Assistant Professor Yale University New Haven, Connecticut, United States
Introduction: A key step towards rational microbiome engineering is the in silico sampling of realistic microbial communities that correspond to desired host phenotypes, and vice versa. This remains challenging due to a lack of generative models that simultaneously model compositions of host-associated microbiomes and host phenotypes. To that end, we present a machine learning model based on the consumer/resource (C/R) framework. In the model, variation in microbial ecosystem composition arises due to differences in the availability of effective resources (latent variables) while species’ resource preferences remain conserved. Variation in the same latent variables is used to model phenotypic variation across hosts. In silico microbiomes generated by our model accurately reproduce universal and dataset-specific statistics of bacterial communities. The model allows us to address two salient questions in microbiome design: (1) which host phenotypes maximally constrain the composition of the host-associated microbiome? and (2) what are plausible microbiome compositions corresponding to user-specified host phenotypes? Thus, our model aids the design and analysis of microbial communities associated with host phenotypes of interest.
Materials and
Methods: We studied microbiomes associated with three host species, the rumen of Holstein cows, the chicken cecum, and the human gut. All microbiomes were characterized at the level of operational taxonomic units (OTUs). For the bovine hosts, ∼ 50 host phenotypes were measured, including traits related to rumen chemistry (e.g. volatile fatty acids) and animal physiology (e.g. milk production, feed conversion efficiency).
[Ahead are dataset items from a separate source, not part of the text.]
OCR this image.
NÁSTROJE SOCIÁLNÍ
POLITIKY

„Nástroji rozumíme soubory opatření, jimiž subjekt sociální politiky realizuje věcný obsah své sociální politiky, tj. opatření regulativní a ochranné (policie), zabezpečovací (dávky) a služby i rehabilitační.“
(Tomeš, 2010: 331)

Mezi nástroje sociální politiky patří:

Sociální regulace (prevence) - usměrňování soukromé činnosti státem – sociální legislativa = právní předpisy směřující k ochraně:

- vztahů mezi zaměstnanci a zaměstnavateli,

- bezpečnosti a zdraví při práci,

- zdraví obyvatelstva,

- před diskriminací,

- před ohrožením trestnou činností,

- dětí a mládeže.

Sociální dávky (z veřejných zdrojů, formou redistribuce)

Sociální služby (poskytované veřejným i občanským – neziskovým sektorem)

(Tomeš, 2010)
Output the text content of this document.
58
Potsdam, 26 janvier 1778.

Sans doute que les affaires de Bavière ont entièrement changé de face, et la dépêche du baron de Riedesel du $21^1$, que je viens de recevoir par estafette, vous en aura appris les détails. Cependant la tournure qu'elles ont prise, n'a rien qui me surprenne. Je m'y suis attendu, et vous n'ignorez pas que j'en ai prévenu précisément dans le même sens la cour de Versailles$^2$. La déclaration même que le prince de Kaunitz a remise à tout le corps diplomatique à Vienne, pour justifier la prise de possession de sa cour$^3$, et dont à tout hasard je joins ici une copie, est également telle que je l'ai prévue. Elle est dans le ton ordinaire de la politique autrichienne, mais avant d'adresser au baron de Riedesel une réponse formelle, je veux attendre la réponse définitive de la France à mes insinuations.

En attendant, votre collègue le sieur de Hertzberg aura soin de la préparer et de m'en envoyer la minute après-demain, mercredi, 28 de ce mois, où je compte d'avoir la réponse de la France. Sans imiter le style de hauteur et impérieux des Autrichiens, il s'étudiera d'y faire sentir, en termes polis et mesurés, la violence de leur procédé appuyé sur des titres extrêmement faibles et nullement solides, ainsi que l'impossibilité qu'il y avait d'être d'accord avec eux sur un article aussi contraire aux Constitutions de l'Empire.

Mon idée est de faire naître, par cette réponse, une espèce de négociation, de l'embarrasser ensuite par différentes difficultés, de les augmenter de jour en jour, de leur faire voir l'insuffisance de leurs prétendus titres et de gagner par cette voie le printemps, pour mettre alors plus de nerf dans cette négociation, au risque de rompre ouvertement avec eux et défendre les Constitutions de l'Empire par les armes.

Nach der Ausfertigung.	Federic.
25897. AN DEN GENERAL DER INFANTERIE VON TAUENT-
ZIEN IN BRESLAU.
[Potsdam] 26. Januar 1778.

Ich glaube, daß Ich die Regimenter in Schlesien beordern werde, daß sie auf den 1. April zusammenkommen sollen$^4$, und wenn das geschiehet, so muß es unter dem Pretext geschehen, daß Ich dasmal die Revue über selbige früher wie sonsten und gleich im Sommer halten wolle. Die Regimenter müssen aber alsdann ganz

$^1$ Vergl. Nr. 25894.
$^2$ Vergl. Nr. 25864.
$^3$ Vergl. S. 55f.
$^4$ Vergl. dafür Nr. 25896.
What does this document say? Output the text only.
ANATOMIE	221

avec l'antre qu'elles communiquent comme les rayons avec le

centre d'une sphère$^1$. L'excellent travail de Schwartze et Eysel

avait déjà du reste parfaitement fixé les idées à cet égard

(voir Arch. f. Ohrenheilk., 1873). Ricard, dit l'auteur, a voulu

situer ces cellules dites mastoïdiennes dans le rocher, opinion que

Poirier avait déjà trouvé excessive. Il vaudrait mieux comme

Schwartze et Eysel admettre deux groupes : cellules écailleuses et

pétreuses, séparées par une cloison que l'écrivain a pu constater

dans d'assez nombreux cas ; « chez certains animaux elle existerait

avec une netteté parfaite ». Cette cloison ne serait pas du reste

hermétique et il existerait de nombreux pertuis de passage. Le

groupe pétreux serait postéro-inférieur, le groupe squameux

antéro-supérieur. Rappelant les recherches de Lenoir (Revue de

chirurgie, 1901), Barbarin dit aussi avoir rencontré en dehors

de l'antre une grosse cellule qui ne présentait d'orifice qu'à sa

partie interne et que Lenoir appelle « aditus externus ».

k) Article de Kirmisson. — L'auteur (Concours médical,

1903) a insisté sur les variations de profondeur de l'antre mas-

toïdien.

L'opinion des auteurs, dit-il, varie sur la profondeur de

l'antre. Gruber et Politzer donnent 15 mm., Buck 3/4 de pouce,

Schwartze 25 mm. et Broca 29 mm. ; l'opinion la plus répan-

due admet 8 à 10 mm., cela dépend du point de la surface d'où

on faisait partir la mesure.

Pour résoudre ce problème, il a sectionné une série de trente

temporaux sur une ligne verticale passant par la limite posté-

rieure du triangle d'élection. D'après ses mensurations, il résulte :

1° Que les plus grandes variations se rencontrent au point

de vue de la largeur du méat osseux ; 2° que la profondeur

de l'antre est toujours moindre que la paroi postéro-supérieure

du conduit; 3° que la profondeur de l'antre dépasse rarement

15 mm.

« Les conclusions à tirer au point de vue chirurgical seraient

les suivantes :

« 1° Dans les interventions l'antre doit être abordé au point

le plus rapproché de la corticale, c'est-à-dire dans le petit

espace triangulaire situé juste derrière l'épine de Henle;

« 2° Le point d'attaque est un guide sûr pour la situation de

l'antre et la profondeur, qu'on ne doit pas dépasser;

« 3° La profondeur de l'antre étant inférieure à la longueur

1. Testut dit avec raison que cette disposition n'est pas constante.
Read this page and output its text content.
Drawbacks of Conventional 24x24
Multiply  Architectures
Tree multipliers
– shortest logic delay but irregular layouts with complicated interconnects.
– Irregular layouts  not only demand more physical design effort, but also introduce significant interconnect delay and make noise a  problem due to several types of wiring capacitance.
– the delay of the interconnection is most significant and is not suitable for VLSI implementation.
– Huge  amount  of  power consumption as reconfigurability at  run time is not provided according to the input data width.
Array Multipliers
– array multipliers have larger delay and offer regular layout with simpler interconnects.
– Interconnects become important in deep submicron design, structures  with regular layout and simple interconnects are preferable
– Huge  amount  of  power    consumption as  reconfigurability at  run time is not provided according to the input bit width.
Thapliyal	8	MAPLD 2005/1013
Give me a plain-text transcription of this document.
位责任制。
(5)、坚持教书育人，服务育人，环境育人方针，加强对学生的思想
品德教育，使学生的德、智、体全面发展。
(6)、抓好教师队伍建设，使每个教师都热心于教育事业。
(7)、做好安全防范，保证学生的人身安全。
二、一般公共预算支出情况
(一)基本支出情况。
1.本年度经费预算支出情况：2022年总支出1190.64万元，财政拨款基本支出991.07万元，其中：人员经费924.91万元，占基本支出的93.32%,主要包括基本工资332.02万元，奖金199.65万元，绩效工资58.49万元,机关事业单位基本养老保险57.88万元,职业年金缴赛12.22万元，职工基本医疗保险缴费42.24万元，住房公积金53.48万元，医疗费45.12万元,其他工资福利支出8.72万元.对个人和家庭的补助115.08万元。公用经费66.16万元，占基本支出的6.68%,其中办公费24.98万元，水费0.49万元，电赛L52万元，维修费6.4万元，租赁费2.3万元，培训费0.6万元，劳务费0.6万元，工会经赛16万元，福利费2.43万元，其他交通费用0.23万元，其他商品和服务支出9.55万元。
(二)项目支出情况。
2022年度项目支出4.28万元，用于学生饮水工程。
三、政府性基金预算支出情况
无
We trained our latent variable model on these data. Details can be found here: https://www.biorxiv.org/content/10.1101/2023.04.28.538625v3.full
Results, Conclusions, and Discussions: Rationalizing the observed variation in complex and high dimensional biological systems using mechanistic modeling is seldom possible. At the same time, we can now collect large amounts of data. This has allowed building data driven generative models that describe possible variations in biological systems. Unfortunately, except for a few examples, studies on host-associated microbiomes usually operate with low sample sizes. Moreover, the context of the microbiome sample (abiotic environment or the phenotypic states of the host organism) is of paramount importance in deciding ecosystem composition. This context dependence likely contributes to a low reproducibility of microbiome studies.
In this work, we presented a generative model that can model the simultaneous variation in host-associated microbiomes and host’s phenotypes. Notably, our model can assign probabilities to specific communities and phenotypes. This allows us to identify realistic communities that are hypothesized to correspond to desired host states.
Importantly, our model does not provide causal connections. We have shown that certain host traits such as pH and nutrient intake are associated with more specific microbial communities. This does not necessarily mean that those parameters can drive the microbiome towards a particular state, although these are useful hypotheses. Instead, the ability to generate an arbitrary number of realistic samples facilitates the study of complex communities by enabling data stratification beyond what is experimentally possible.